Le titre et la nature de l’exposition que Pierre Ardouvin présente au Centre de Création Contemporaine -CCC- entretiennent, comme souvent pour l’artiste, un rapport étroit. Forme de désenchantement mental sur fond d’arpentage par le corps, La maison vide d’Ardouvin offre l’expérience d’un malaise. Une sorte de trop-plein sensitif, à parcourir une installation à la sobriété inversée par rapport aux émotions équivoques qu’elle procure.
On y pénètre par une cloison blanche sans porte, faite dans un matériau composite en bois de rénovation intérieure, comme on en voit partout. Se retrouve là le recours à des matières simples voire pauvres, très quotidiennes. Cette première étape passée, on enchaîne très vite d’autres cloisons, identiques en tous points, neutres, à ceci près qu’elles sont posées de biais, penchées, instables. Plusieurs de ces parois se côtoient, forment des angles dans l’espace, invitant le visiteur à choisir quel passage prendre pour poursuivre son chemin.

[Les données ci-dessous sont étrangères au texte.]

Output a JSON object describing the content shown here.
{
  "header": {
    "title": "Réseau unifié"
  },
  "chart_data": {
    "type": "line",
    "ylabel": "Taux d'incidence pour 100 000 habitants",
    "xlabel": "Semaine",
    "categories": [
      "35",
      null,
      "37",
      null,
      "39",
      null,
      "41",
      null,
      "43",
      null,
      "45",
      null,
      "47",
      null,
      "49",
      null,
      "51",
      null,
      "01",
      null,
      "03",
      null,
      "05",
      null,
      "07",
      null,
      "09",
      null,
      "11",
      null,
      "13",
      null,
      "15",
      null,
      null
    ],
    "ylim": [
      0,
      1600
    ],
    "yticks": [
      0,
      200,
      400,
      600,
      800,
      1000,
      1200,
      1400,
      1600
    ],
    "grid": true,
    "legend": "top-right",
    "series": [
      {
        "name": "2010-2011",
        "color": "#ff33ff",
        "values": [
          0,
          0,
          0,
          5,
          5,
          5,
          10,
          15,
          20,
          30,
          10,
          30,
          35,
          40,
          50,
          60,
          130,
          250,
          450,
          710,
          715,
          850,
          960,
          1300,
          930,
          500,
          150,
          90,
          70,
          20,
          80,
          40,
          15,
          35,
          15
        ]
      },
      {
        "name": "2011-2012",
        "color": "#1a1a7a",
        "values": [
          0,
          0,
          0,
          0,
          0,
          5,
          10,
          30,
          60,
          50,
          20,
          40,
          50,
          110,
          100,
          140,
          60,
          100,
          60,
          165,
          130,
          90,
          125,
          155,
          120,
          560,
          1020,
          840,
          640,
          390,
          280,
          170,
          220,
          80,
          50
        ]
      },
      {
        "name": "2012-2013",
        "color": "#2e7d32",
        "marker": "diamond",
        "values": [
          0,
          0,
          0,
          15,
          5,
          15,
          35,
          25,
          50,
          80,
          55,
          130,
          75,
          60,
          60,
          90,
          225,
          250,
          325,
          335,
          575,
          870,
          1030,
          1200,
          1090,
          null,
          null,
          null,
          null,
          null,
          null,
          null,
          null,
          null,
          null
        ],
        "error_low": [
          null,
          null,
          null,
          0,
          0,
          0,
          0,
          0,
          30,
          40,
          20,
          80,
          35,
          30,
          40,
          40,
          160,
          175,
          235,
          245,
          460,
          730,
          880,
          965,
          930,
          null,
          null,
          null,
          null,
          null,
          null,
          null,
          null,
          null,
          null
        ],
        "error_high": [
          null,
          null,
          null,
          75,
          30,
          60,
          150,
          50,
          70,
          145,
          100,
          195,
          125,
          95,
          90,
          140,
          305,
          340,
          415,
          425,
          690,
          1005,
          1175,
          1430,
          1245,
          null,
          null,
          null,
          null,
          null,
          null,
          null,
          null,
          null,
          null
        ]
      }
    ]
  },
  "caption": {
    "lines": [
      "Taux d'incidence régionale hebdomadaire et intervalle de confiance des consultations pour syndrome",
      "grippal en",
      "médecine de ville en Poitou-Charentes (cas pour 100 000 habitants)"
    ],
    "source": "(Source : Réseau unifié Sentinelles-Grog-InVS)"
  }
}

Le son, qui a une dimension importante dans le travail de l’artiste, joue son rôle. Quelque part autour de nous, le bruit de portes qui claquent interroge sans réponse la béance des cloisons. A sillonner ce faux labyrinthe, car il ne s’agit pas tant de se perdre physiquement que de provoquer une errance très momentanée, le visiteur ressent d’abord le sentiment de jouer, de s’amuser au stratagème bricolé d’Ardouvin. Il suffit de croiser quelque visiteur en train de déambuler pour être aussitôt surpris de le voir surgir ici ou là. L’impression d’une action en miroir est saisissante, comme dans une sorte de Palais des glaces où l’illusion se joue des sens de l’appréhension.
Ce qu’il faut souligner ici, c’est la manière – assez récurrente chez Ardouvin – dont il fait coïncider économie de moyens et sophistication. L’exposition ne tient qu’à ces modules d’une banalité telle qu’ils font forcément écho à notre mémoire collective et individuelle de lieux habités, traversés, fréquentés. Mais ces modules sont agencés, inclinés avec un tel souci de précision que le tout bascule dans une grande justesse de l’effet produit. Peu à peu, le jeu du dédale et du cache-cache – à mi-chemin entre Les Aventures d’Alice… et le De l’Autre côté du miroir de Caroll – se mue en paysage du semblable bizarre et un peu angoissant. Car finalement, où cela nous mène t-il ?
Ainsi qu’il l’a déjà réalisé dans des œuvres telles Nasseville présentée au Palais de Tokyo en 2003 ou Au théâtre ce soir présentée à Art Basel en 2006, Ardouvin plonge et enferme les visiteurs au sein de l’œuvre. Une forme de piège car ici, en explorant, ils se regardent autant que l’environnement dans lequel ils évoluent. Ils font corps avec lui, en participent. Ce renversement de la notion spectacle-spectateur annule la possibilité d’un point de vue avec de la hauteur, englués que nous sommes dans des chemins qui se subdivisent à l’infini pour ne déboucher que sur le recommencement du même.
Le parcours ne créée pas de perspective, d’horizon qui se dégage. Il s’agit plutôt d’une boucle aux méandres hypnotiques qui nous fait – au sens propre comme au figuré – tourner en rond. Ce paysage construit, qui met en avant ses ouvertures pour masquer son caractère fermé, bouclé, ne nous mène effectivement nulle part. L’expérience, où la dimension festive s’est transformée en cauchemar soft, nous renvoie à nous-mêmes, à la seule réalité de notre intérieur, intangible malgré les portes qui se ferment avec fracas. Assez vite, on revient plus ou moins à son point de départ, vaguement nauséeux, victimes d’une perte des repères spatiaux habituels, plongés dans un environnement d’où l’orthogonalité a été chassée au profit de l’oblique. Malmenés après avoir eu envie de se distraire, un sentiment de solitude exacerbé fait rapidement suite au constat du caractère dérisoire des choses. On se retrouve désorienté, pour de bon face à soi. Fini de jouer, par ici la sortie.